La jeune femme, qui d'habitude se rendait au quartier général avec entrain, traînait des pieds sur les pavés des rues de Marbéliard. En l'absence de partenaire attitré, quel intérêt ? Privée de binôme, elle ne pouvait prétendre à aucune mission.

Ah ! Foutue loi !

Depuis une décennie, la reine avait décrété que les chasseurs et les chasseresses devraient désormais travailler en duo. En temps normal, Yuna reconnaissait volontiers la sagesse de cette loi, mais ce matin-là, elle n'était pas d'humeur à se montrer honnête envers elle-même.

Les histoires de monstres se révèlent toujours de sombres récits, lui racontait Derfel, son beau-père adoré.

La jeune femme soupira d'exaspération. On avait recensé par le passé bien trop de cas d'internements ou de suicides au sein de l'ordre. Le conseil royal en avait donc conclu qu'encourager les rapprochements entre les coéquipiers contribuerait à maintenir la sérénité de leur esprit. On tolérait même les relations amoureuses.

Un picotement désagréable à la nuque poussa Yuna à rentrer sa tête dans les épaules. La voix d'Urielle ne cessait de tourner en boucle dans son crâne.

Tu ne peux pas continuer à éviter de te lier aux autres, Yuna ! Tu ne tiendras pas le coup !

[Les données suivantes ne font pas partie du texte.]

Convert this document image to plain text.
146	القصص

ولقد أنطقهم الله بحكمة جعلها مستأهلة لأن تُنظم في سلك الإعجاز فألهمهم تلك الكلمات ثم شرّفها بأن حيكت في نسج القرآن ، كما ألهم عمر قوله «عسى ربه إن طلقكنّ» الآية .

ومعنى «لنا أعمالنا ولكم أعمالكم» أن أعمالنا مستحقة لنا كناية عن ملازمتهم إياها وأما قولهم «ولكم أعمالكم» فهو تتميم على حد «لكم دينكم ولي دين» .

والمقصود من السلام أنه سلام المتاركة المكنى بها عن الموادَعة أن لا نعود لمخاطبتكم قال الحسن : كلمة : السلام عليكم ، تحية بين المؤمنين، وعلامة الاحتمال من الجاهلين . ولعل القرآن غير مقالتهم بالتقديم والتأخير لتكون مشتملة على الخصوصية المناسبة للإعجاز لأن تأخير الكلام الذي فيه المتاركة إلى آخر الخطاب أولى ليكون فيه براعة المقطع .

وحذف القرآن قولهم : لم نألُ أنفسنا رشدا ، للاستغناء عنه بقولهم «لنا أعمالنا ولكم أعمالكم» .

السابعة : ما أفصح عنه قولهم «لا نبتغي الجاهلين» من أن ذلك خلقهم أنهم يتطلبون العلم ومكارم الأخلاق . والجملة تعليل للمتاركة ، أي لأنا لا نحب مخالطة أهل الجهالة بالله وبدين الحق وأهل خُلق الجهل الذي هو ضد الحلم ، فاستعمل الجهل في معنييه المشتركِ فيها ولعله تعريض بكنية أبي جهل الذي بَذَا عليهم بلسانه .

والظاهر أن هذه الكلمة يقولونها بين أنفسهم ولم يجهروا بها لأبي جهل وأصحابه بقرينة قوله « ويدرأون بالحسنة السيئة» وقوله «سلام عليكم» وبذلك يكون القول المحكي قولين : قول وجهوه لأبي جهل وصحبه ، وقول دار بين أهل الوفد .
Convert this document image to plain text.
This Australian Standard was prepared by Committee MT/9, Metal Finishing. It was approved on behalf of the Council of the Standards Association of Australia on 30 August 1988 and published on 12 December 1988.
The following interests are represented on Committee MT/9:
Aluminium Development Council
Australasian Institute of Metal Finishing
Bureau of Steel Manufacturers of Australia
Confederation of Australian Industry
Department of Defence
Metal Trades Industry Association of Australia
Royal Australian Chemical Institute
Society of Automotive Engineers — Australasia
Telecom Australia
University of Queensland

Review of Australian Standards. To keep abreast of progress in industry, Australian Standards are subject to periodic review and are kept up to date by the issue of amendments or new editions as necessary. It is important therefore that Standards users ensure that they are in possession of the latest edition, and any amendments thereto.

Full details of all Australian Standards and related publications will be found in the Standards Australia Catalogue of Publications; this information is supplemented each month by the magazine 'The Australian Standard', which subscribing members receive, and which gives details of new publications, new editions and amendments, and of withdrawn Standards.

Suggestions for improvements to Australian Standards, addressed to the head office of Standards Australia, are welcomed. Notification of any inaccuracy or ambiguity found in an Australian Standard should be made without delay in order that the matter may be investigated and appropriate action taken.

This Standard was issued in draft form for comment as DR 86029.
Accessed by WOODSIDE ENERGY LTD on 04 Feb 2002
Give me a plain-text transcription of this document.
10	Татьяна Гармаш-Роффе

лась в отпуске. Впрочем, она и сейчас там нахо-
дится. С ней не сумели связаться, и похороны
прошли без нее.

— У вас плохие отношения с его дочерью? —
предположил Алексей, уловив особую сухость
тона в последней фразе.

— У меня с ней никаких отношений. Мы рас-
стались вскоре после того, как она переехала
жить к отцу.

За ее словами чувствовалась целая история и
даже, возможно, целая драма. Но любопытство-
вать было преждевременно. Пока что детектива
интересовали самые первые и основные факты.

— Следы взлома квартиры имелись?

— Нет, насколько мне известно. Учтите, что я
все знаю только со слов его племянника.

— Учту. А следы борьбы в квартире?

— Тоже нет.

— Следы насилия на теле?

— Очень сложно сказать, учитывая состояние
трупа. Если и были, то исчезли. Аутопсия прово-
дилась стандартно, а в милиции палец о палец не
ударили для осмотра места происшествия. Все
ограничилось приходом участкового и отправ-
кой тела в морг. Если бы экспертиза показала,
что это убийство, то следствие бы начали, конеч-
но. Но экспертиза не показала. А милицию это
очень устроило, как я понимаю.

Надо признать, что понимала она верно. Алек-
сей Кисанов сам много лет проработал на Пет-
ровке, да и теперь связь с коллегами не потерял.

Mais qu'en savait-elle ? Que pouvaient-ils tous comprendre de sa situation ? Elle gérait parfaitement ses émotions sans éprouver le besoin de tisser des liens inutiles. S'oublier dans les bras d'un amant ou d'une amante entrait dans les nombreux mécanismes qu'elle avait mis en place. Or, la frustration accumulée la veille avait érodé sa volonté de se trouver une aventure d'un soir. Les esprits s'étaient-ils tous ligués contre elle ?

— Yuna !

Alors qu'elle s'apprêtait à fouler le pavé de la chaussée, une poigne vigoureuse la tira en arrière. Une berline tractée par quatre chevaux roulait à toute allure. Un battement de cœur s'écoula avant que Yuna ne prît conscience qu'elle avait failli se faire écraser. La poitrine sur le point d'exploser, elle se retourna pour découvrir qui l'avait sauvée.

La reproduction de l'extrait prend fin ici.